Julia Johnston said...

There's not much in life which is cute and scary at the same time. I might try this. Logging is good. Julia

Rachel Fenton said...

I have dyscalculia so numbers and counting are pains in the butt, however, perversly, I tally my word counts and writing hours all the time. I kind of feel ill if I don't write a little every day....but there are times when I take a thinking break and I don't worry about, there's nothing better to push you along than a great book on the desk to remind you that while you are surfing the net, someone else is taking your spot in the book shop!

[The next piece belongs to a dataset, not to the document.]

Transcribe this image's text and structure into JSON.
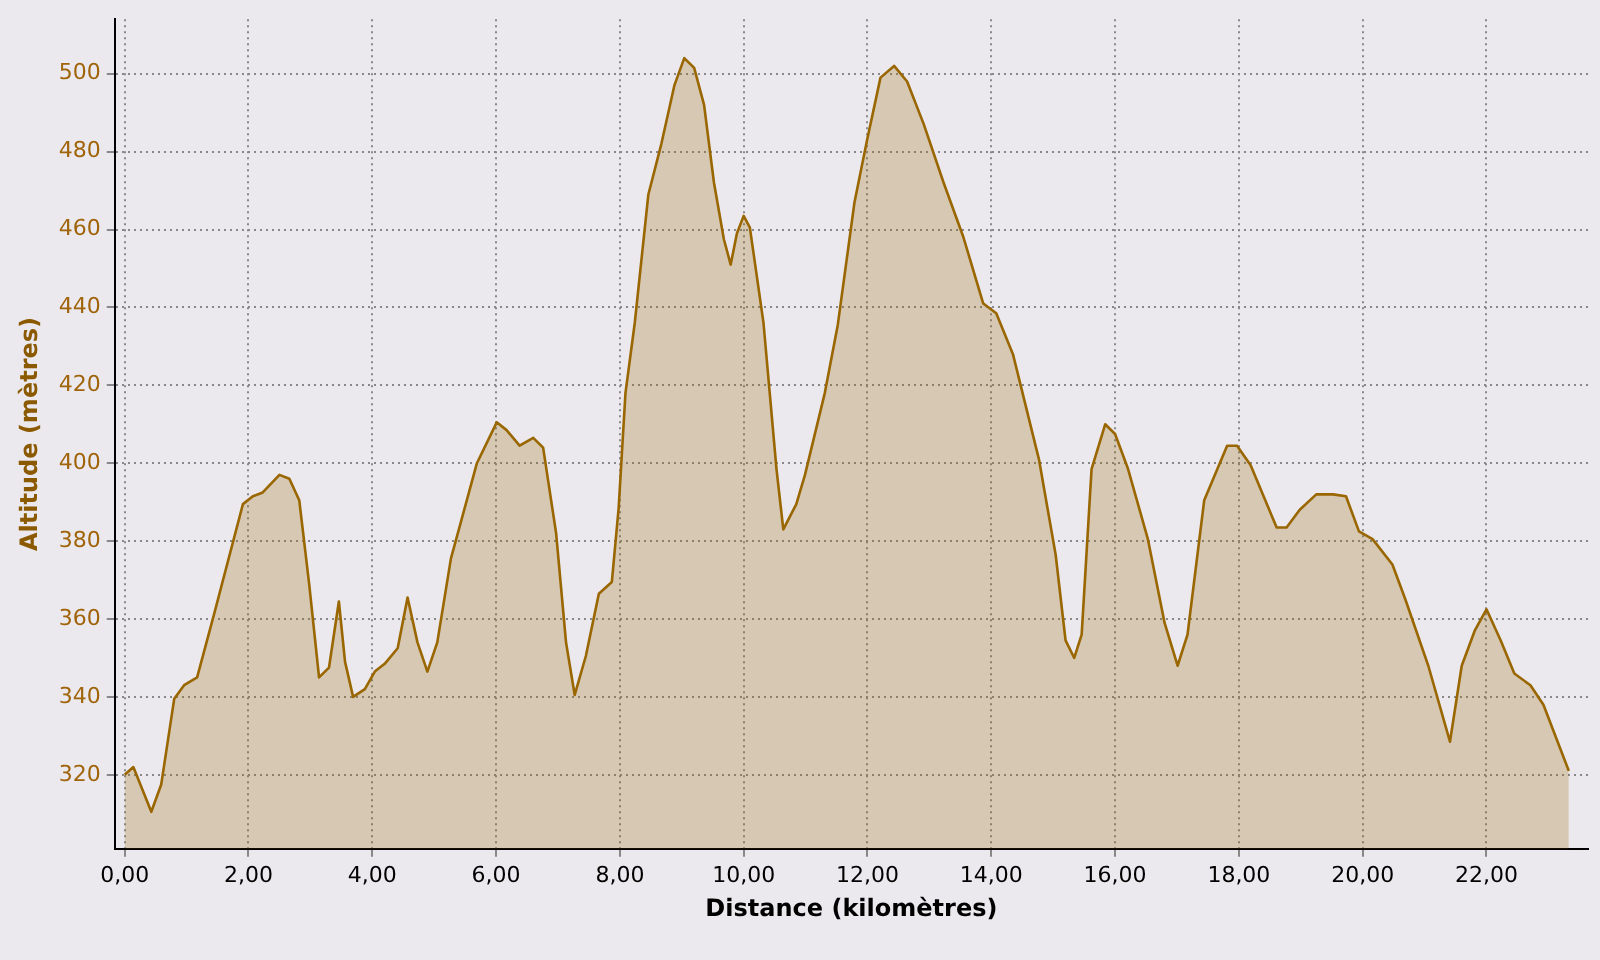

Don't beat yourself up about it though - out put/work methods are different for everyone: so long as you are experiencing stuff it will be mulching those grey cells and will grow you great stories...some things just take longer to grow than others :)

Best of luck and inspiration!

And flippin hick - two jobs!! Cut yourself some slack!

Teresa Stenson said...

Hey Nik - your theory is good. It is further on the side of relaxing and having faith that what you're doing is okay, and that the words will come, which I like. Do you think it applies more to short story writers and poets because that shorter work in terms of words lends itself to shorter bursts of creativity?

Hello Clowncar - I guess there's something in the recording of things, whether it's time spent or words written, to help us feel we've achieved something.

Hi Julia - hmm, cute and scary things... Tiny monkeys. Good luck with logging if you give it a go :)

Rachel - do you think you feel ill when you haven't written because you're disappointed/stressed because you haven't done the thing you spend so much time saying you want to do?

Thinking breaks are good. I def go through phases of not having much in the way of output, and at first I'll feel anxious, then I go with it, and usually something good comes out of it, some new idea or direction. Cycle repeats every now and again, and it's always hard to remember at the early not-writing-a-lot stage to have faith.

Thanks for your supportive words - though I don't have two jobs, just one with wildly varying hours and shift patterns. Luck and inspiration to you too.

Rachel Fenton said...

I think I definitely feel disappointed in myself if I don't write when I have the opportunity but that seldom happens, it's more the case that I want to write at times when it isn't possible and so when I can write it is an urgent need. If I don't write I just feel all stuffed up: clogged with ideas and things I want to put down and then, later, when writing time comes up it's like there's all this sludge in the way....I just need to write..can't really explain it!

Teresa Stenson said...

Explained beautifully.


Miles said...

George Lucas sets himself the task of writing 5 pages of script a day.

He sits down to write at 9am and by 4pm he has usually written one page. By 5pm he has done 5. This is his ritual, apparently.

Who would have thought George Lucas was a procrastinator. He hates writing apparently. Sometimes this is obvious.

Teresa Stenson said...

There's defo something about the last hour of writing time that makes me speed up too. Usually if I'm starting a shift at 5 I'm the most productive little thing for an hour before I have to leave.

Do you think George has a day-job in customer service too?